The paper develops a systematic construction of $1/4$ BPS operators in ${\cal N}=4$ SYM using $(4,1,1)$ harmonic superspace and component methods. It classifies scalar operators into candidate $1/4$ BPS primaries and long-descendant mixtures in $SU(4)$ representations $[q,p,q]$, defining primaries by orthogonality to descendants and showing their dimensions are protected to order $g^2$. It provides explicit multiplicities, complete operator bases for several reps, and a dictionary to ${\cal N}=1$ language, resolving prior counting mismatches and reinforcing non-renormalization properties relevant to AdS/CFT.

Abstract

A systematic construction is presented of 1/4 BPS operators in N=4 superconformal Yang-Mills theory, using either analytic superspace methods or components.

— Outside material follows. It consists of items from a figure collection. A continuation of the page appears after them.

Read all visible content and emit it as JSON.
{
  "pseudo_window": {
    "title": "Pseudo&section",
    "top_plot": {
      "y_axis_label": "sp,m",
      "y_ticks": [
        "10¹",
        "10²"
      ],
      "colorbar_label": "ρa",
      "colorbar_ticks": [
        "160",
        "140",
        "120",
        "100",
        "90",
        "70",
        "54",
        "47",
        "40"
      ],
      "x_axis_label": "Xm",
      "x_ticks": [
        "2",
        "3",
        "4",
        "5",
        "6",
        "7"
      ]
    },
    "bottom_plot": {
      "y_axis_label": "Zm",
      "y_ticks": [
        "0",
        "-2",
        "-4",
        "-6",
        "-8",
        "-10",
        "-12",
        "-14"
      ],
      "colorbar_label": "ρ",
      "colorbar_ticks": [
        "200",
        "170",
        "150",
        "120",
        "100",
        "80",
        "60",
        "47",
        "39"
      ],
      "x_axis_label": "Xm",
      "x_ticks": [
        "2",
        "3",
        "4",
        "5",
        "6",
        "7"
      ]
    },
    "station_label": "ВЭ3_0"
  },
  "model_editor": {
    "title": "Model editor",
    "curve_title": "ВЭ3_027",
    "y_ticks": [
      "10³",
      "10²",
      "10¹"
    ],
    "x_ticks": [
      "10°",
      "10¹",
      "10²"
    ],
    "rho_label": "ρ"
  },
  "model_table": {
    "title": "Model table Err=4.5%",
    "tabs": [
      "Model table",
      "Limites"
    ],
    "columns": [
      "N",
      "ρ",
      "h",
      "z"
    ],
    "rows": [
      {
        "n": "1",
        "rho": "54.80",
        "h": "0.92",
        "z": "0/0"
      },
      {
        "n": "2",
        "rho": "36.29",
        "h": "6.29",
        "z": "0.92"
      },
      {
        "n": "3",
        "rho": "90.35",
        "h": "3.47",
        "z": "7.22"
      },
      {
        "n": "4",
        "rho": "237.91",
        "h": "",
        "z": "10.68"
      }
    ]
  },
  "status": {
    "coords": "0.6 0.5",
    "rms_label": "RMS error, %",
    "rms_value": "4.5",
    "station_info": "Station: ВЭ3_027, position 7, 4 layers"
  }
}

In the construction, the operators of the classical theory annihilated by 4 out of 16 supercharges are arranged into two types. The first type consists of those operators that contain 1/4 BPS operators in the full quantum theory. The second type consists of descendants of operators in long unprotected multiplets which develop anomalous dimensions in the quantum theory. The 1/4 BPS operators of the quantum theory are defined to be orthogonal to all the descendant operators with the same classical quantum numbers. It is shown, to order $g^2$, that these 1/4 BPS operators have protected dimensions.